To provide security in my module, I need to make the records created and saved by a user in the database in his/ her own account should not be edited and visible by any other user while logging in his own account.
Any quick reference to this issue will be highly appreciable!!!
I have the same problem.
I have tried several ways and finally I have done the following:
first I created a User only to used to attendance application.
For that, we register a new login user and assign it to a new party (Employer) with the same name. When you login on user you have a generic tree of icons that you can see. This is because some items in the tree do not have a group assigned, and that is what a new user can see (not group assigned then you can see the icon with user without privileges) .
Second I need to clear items tree to the user.
So I create a group in >Administration > User > Groups called for example “standard user”
I go to User Interface > Menu and selecting the initial icons of the tree Party, product etc. and change to empty group to the new created group “Standard User”. Once all items the items without group are assigned to “Standard User” the user without group, have an empty session without an item tree.

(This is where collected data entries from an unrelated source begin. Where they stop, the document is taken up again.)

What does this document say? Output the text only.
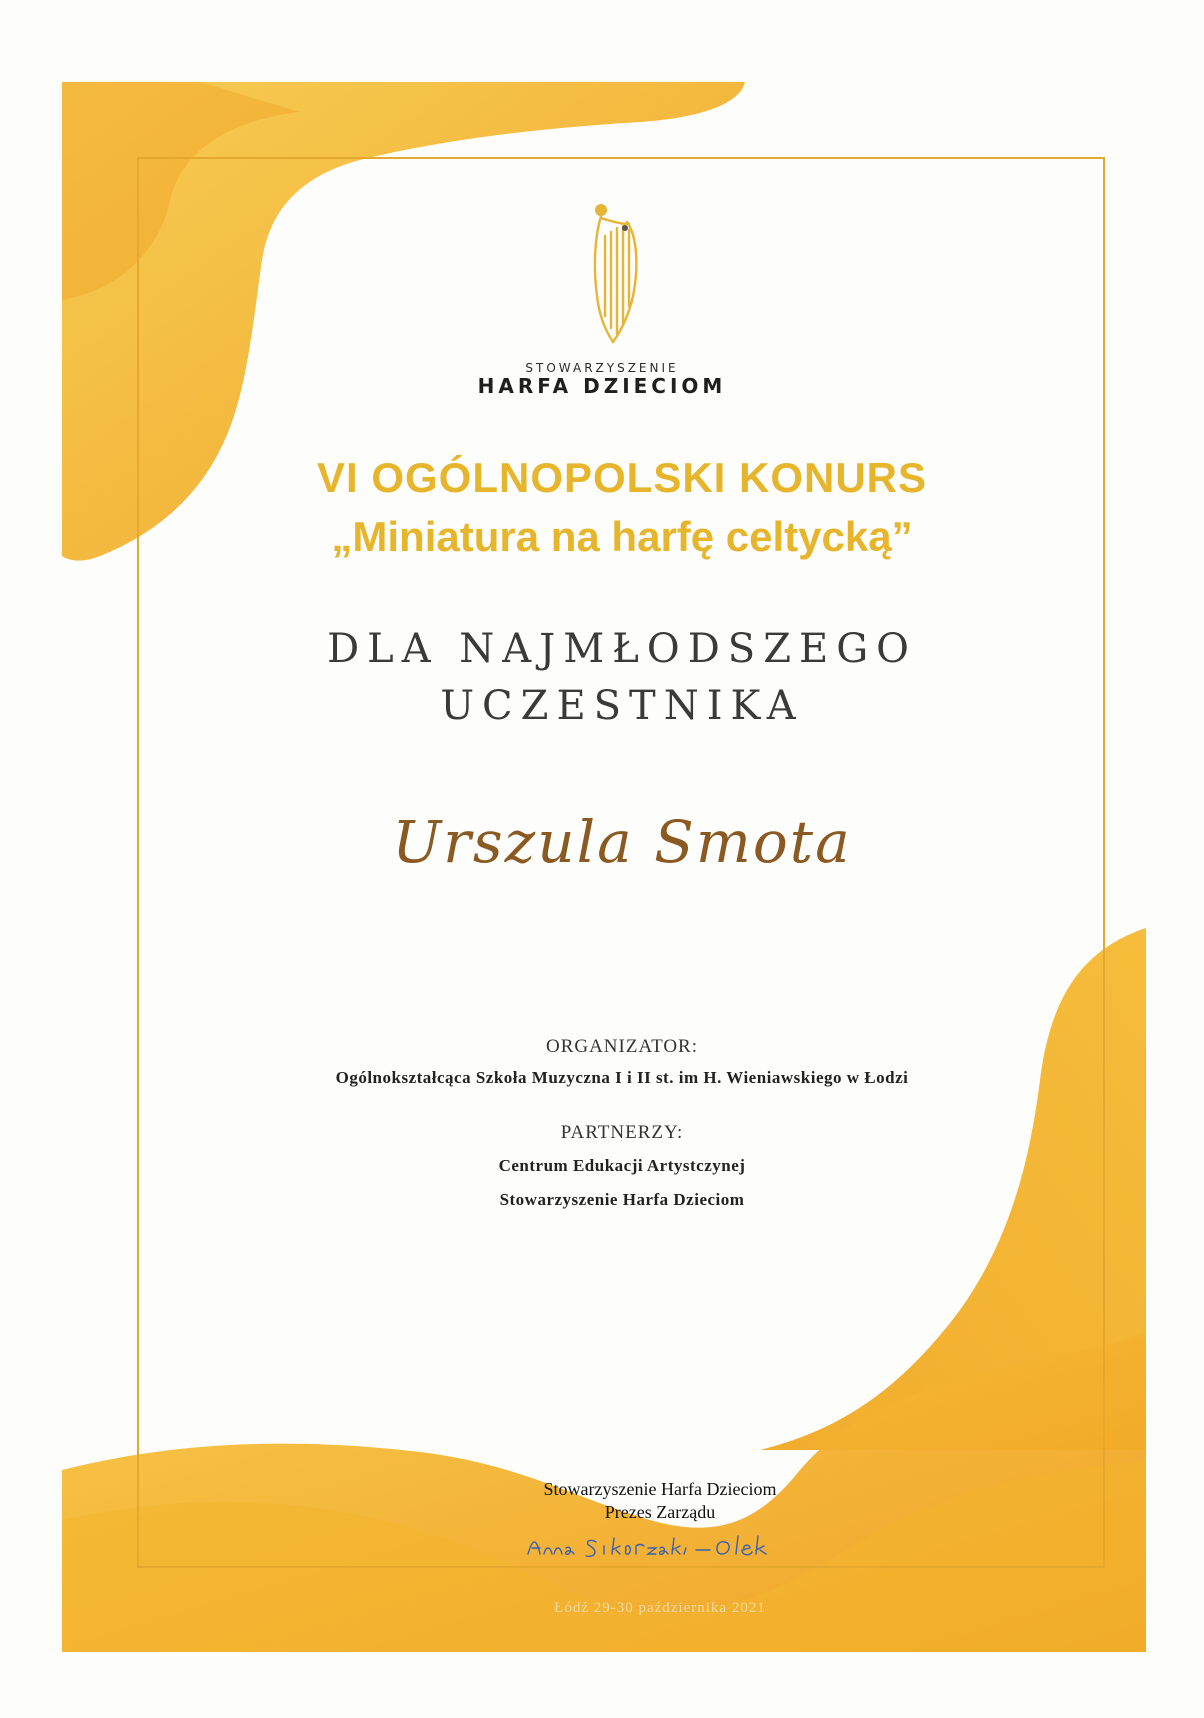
STOWARZYSZENIE
HARFA DZIECIOM
VI OGÓLNOPOLSKI KONURS
„Miniatura na harfę celtycką”
DLA NAJMŁODSZEGO
UCZESTNIKA
Urszula Smota
ORGANIZATOR:
Ogólnokształcąca Szkoła Muzyczna I i II st. im H. Wieniawskiego w Łodzi
PARTNERZY:
Centrum Edukacji Artystczynej
Stowarzyszenie Harfa Dzieciom
Stowarzyszenie Harfa Dzieciom
Prezes Zarządu
Łódź 29-30 października 2021
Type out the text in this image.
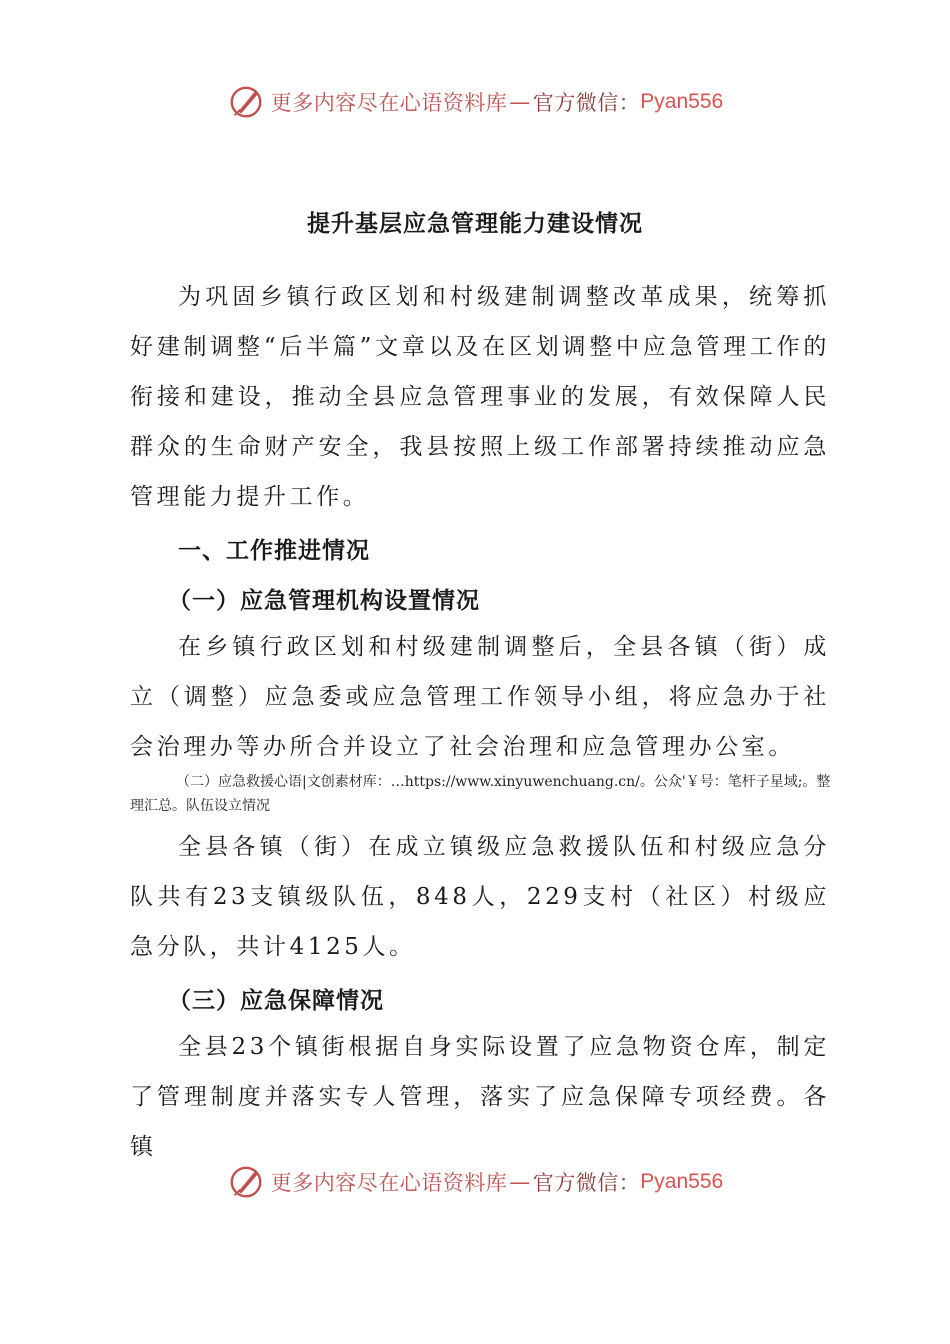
更多内容尽在心语资料库 — 官方微信： Pyan556
提升基层应急管理能力建设情况

为巩固乡镇行政区划和村级建制调整改革成果，统筹抓好建制调整“后半篇”文章以及在区划调整中应急管理工作的衔接和建设，推动全县应急管理事业的发展，有效保障人民群众的生命财产安全，我县按照上级工作部署持续推动应急管理能力提升工作。

一、工作推进情况
（一）应急管理机构设置情况

在乡镇行政区划和村级建制调整后，全县各镇（街）成立（调整）应急委或应急管理工作领导小组，将应急办于社会治理办等办所合并设立了社会治理和应急管理办公室。

（二）应急救援心语|文创素材库：…https://www.xinyuwenchuang.cn/。公众'￥号：笔杆子星域;。整理汇总。队伍设立情况

全县各镇（街）在成立镇级应急救援队伍和村级应急分队共有23支镇级队伍，848人，229支村（社区）村级应急分队，共计4125人。

（三）应急保障情况

全县23个镇街根据自身实际设置了应急物资仓库，制定了管理制度并落实专人管理，落实了应急保障专项经费。各镇

更多内容尽在心语资料库 — 官方微信： Pyan556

Third I need assigned to user attendance icon
I create a new group to manage the access to my user for that I duplicate Shift+Crtl+D the group (attendance administration) group and name the new group like as (employer attendance)
I assign in Administration > User > Users the new user to the group created (employer attendance). Also I need to assigned on Administration > User Interface > Menu Icon attendance to (group attendance employer) Now have two groups (Employer Attendance) and ((Employer)*see first point)
Now, the user only sees the Attendance icon in the tree but because we duplicate the attendance administrator group profile, the user have the configuration option on the tree. To remove this privilege I go to Administration > User > Groups and I select the new group created (attendance employer) group and in the tab [Access Menu] tab I remove the configuration icon Attendance/configuration.
Now everything seems ok I have a user who only sees the attendance icon when login, but, I have a problem. The user also sees other parties and if he clicks on the party, he accesses the information of the party, address, telephone, etc.
To limit access to third-party information I go to Administration > User > Groups and click to the new group employer attendance and on the [access permissions] tab and sub-tab [access models] I have added the party model with the read box unchecked. Save and now, the user sees the lines of the other users but, when clicking on the party it does not show information about it.
I don`t now if is correct because I rookie on Tryton but works for me.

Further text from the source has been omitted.